Our LA only issues penalty notices once unauthorised absence reaches 10 half day sessions (5 full days) in any 10 week period. I think that's a fairly standard policy.
So assuming the D&V was authorised, and in any case was over 10 weeks prior (as it was the previous term) they must have recorded the whole of the cough and sore throat week as unauthorised. IE they don't accept that he was too sick to attend school and/or they think you went on holiday (it being a Monday to Friday absence) and lied about it. That's outrageous.
So, can you assemble and provide proof that you were at home during the period (phone records, bank statements showing local spending in local shops etc)? That dispels any suggestion you went on holiday and pretended your son was sick. Which leaves the argument that you made the wrong judgment call and he was well enough to attend school. NHS website says that a child with a cough or sore throat shouldn't have to be kept off school. The school may therefore have rejected cough/sore throat as a valid reason. However, a child with a fever ie temp above 37.5 C should be kept at home until the fever has resolved. www.nhs.uk/live-well/healthy-body/is-my-child-too-ill-for-school/ If the doc prescribed calpol then I assume your child had an elevated temp for at least some of the period. Was this made clear to the school? Inform them (or reiterate) that your child had a fever - proof being the GP appt slip and prescription.
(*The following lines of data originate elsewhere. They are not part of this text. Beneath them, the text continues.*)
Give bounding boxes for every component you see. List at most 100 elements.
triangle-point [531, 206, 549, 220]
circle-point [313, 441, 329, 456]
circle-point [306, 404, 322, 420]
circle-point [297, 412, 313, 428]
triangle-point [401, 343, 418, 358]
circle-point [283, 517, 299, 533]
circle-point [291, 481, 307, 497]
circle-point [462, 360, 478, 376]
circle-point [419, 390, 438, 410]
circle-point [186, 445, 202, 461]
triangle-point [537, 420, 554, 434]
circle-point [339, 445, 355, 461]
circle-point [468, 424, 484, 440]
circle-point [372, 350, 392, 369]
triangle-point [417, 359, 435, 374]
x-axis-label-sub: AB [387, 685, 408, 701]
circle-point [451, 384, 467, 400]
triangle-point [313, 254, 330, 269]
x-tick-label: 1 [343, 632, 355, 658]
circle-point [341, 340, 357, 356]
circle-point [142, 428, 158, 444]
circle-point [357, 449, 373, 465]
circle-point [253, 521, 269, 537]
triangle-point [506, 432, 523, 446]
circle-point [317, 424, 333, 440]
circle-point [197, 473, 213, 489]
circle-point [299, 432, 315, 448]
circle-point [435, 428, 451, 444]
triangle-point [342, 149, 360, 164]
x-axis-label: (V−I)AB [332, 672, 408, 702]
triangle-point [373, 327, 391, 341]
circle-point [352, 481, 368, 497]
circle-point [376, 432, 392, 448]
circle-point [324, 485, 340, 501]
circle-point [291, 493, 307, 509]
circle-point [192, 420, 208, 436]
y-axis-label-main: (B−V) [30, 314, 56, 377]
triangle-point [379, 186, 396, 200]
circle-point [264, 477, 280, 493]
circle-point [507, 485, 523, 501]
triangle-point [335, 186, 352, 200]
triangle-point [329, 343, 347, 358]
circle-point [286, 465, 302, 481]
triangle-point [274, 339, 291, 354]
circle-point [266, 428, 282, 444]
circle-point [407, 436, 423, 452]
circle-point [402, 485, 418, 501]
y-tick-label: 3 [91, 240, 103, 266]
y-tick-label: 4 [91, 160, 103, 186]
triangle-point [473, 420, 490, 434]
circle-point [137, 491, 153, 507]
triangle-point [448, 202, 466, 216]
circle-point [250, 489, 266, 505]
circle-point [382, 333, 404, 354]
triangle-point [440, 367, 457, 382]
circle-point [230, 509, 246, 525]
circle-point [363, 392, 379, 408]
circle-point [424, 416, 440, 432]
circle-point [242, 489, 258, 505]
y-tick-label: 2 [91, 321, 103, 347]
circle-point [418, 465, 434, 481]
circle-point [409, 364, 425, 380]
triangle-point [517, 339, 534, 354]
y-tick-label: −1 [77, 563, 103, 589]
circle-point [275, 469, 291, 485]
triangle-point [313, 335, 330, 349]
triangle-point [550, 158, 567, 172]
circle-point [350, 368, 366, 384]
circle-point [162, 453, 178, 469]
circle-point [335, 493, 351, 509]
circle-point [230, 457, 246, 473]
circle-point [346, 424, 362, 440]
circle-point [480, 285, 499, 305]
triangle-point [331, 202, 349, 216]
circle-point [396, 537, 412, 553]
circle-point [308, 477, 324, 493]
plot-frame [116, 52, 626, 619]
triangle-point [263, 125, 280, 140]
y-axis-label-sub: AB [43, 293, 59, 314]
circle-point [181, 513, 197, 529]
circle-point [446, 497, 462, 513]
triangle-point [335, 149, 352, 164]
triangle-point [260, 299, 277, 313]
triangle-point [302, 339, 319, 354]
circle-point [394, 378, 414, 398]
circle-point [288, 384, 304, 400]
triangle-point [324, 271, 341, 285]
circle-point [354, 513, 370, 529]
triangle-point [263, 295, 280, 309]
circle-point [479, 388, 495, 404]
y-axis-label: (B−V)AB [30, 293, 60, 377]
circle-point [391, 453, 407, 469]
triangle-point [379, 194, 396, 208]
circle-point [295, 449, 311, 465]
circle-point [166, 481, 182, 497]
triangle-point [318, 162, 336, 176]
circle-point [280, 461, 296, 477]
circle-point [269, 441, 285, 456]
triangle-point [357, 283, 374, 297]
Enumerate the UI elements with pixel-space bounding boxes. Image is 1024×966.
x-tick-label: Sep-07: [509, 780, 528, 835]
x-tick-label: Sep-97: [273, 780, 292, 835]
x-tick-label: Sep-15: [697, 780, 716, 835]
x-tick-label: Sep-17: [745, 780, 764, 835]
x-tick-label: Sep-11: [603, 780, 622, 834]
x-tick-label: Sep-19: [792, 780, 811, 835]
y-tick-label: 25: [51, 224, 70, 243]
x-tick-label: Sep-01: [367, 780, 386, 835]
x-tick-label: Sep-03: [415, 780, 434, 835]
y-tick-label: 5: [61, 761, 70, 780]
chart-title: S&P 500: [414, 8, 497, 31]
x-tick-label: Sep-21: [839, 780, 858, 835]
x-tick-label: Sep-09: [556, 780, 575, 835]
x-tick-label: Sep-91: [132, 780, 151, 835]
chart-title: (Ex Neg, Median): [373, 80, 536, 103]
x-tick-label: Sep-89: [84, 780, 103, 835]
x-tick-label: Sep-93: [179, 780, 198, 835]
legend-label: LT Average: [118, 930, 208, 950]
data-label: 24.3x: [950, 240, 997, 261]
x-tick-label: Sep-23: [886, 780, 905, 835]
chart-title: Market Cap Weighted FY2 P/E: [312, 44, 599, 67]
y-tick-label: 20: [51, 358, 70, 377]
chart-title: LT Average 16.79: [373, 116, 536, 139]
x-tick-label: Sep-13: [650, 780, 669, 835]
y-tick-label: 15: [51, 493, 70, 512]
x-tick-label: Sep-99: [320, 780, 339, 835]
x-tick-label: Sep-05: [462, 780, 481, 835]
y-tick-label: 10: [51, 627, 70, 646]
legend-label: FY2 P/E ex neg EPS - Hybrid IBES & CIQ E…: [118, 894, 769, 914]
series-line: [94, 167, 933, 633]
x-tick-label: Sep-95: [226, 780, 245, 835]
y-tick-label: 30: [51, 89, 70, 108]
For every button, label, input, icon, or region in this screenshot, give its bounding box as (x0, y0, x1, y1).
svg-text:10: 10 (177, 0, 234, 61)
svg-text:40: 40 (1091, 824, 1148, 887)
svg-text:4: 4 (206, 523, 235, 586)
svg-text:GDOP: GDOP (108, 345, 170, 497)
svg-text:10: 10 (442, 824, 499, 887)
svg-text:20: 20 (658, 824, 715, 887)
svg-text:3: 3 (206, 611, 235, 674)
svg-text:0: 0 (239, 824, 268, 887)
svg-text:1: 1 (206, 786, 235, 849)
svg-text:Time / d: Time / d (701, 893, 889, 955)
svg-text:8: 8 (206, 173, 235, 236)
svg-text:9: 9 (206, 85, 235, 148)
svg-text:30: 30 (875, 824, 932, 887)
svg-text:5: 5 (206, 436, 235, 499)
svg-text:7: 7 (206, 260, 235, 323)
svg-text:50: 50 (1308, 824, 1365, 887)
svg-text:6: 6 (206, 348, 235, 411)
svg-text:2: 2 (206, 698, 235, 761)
At the very least, you are on firm ground that the absence on the days your child had a temperature was incorrectly marked as unauthorised. Any additional days you kept him home until he recovered properly might be more of a grey area (but wouldn't have taken you into the Penalty Notice zone, if they'd at least marked the first days as authorised).
The world's gone mad that you're being put in this position.